Sunday, September 20, 2009

Ruminations

It's 2:45 a.m. and I should be in the middle of some kind of deep sleep cycle, but I sit here and type. I am not sure if anything will make sense, but I am not sure that I ever make sense. So many things have happened in my life over the last months. I have been a terrible journal writer, so I am sure they are memories lost to time.

A few months ago I was released from my calling. It was totally unexpected and I really felt like I was being chastised. From there I am sure people in my ward thought I was going inactive. I bounced from ward to ward for certain activities and even contemplated finding a new ward. But I didn't really feel any motivation to move in that direction, so I pulled my attitude out of the ditch and told myself to shape up. It's been an awesome road that led to changes that were most necessary in my life.

About a month later I was called into the office and I knew that my time of "rest" was up. They called me to be a Gospel Principles teacher. Santa vaca! Teaching in front of a group is certainly not one of my fortes. But I knew Heavenly Father had enough faith in me that I could do it. I have taught three lessons, and also been asked to teach in Relief Society once. It's been an interesting experience and I know that as long as I do my part, study, and prepare, the Lord fills my mouth with the words that need to be spoken.

School started about a month ago and mid-term's have already come and gone. I have some really good kids, and I have some who are just looking to get by. Realizing this, I am definitely changing my syllabus for Spring semester. Giving students too much leeway early on is not a goo thing and only seems to promote laziness. There is much yet to be learned, but I know everything is a work in process.
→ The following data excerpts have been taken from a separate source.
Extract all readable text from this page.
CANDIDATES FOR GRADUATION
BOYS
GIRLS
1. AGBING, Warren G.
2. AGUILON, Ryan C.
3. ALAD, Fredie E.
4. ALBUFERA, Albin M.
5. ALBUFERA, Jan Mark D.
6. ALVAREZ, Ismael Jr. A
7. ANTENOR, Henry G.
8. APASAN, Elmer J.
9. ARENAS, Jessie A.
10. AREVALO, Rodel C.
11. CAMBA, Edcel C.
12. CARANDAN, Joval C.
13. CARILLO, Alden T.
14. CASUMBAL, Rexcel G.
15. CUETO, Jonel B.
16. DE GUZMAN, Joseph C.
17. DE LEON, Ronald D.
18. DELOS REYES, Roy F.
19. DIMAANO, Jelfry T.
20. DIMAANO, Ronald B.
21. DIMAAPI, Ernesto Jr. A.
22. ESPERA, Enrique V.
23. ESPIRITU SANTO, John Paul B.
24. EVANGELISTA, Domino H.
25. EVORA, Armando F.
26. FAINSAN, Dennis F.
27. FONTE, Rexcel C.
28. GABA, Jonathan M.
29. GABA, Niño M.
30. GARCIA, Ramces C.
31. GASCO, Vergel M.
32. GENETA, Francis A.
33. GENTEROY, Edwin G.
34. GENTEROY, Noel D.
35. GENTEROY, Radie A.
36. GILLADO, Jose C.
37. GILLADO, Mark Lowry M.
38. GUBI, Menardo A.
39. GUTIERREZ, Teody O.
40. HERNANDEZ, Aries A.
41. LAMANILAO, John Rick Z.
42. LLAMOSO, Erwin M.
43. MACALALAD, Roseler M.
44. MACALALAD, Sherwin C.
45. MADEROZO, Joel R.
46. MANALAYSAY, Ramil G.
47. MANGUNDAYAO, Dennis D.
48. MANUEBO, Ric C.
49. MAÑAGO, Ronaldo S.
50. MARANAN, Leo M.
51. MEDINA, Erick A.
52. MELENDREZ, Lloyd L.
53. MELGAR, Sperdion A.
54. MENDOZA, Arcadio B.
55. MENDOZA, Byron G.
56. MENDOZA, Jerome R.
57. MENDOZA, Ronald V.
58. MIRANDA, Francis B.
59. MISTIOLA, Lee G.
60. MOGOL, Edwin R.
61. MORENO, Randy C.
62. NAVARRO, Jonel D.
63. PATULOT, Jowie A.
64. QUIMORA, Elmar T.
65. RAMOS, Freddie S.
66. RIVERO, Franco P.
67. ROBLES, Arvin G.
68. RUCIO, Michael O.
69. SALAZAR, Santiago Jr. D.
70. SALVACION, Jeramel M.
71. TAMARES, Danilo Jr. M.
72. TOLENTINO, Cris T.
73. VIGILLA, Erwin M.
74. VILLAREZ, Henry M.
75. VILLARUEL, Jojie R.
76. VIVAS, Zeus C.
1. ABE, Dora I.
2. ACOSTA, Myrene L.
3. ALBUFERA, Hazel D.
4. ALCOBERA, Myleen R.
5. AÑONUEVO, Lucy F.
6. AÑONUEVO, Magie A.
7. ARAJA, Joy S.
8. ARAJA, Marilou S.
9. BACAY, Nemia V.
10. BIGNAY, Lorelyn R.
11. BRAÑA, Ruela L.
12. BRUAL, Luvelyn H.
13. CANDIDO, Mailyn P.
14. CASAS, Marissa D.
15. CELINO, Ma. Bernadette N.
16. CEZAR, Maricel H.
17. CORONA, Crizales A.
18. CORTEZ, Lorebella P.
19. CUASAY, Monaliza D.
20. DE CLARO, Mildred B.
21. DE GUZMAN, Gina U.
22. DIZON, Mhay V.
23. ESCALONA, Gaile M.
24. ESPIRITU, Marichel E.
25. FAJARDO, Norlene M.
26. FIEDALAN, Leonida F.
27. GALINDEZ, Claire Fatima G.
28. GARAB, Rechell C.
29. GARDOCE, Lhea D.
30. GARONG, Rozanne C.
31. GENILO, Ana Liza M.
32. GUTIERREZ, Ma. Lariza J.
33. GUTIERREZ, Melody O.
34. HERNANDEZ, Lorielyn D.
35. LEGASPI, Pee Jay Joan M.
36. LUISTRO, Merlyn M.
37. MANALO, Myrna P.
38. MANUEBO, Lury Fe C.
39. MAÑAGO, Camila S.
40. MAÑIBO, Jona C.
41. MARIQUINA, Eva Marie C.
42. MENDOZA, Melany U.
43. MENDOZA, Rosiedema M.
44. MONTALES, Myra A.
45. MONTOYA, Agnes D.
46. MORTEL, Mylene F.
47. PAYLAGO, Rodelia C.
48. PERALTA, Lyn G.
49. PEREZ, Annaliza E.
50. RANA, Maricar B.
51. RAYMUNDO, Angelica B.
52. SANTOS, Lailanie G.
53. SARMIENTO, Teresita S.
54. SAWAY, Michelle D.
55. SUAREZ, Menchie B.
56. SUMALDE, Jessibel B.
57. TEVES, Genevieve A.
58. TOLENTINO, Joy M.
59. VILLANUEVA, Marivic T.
In November comes the nasty Praxis exam for Art, and at some later date I need to take one for Spanish. All of this and some other classes I am working on in order to obtain my teaching license. If I really pushed myself, I could have everything done by next summer. But I am not sure that will happen because I will also be working on my final project for my Master's in that time frame. So, we'll see :)

The big day to walk across the stage is May 8 up in Spokane, WA. I am excited and not so much all in the same breath. While I will be walking, I won't be completely done. It will be so nice to be done, and in the same breathe I can't believe I am already looking at PhD programs. I have one picked, but I need two years of teaching under my belt. So, we will see what life holds for me then. Crazy stuff...

Many things are happening in my life, in our house, and all around. The more I learn the more amazed I am at God's beauty and grace. We are certainly blessed to live in this time, and also challenged to choose who's side we are on. The world grows increasingly evil, while we are challenged to remain faithful and pure.

God has given me many tender mercies. Some of them I see and some of them I don't. But I am grateful for them all. Change is good, and I have had many in the last few weeks. I know that everything in my life happens for a reason, and at the appointed time as long as I am Listening and where I am supposed to be. Many amazing people have come into my life, some old and some new. How grateful I am for them and their awesome spirits!

"Friendship is one of the grand fundamental principles of Mormonism," said Joseph Smith. "It unites the human family with its happy influence." How blessed we are to have brothers and sisters all around us to buoy us up in times of need. How bless we are to have the Gospel, and every reaching happiness that will help us return Home.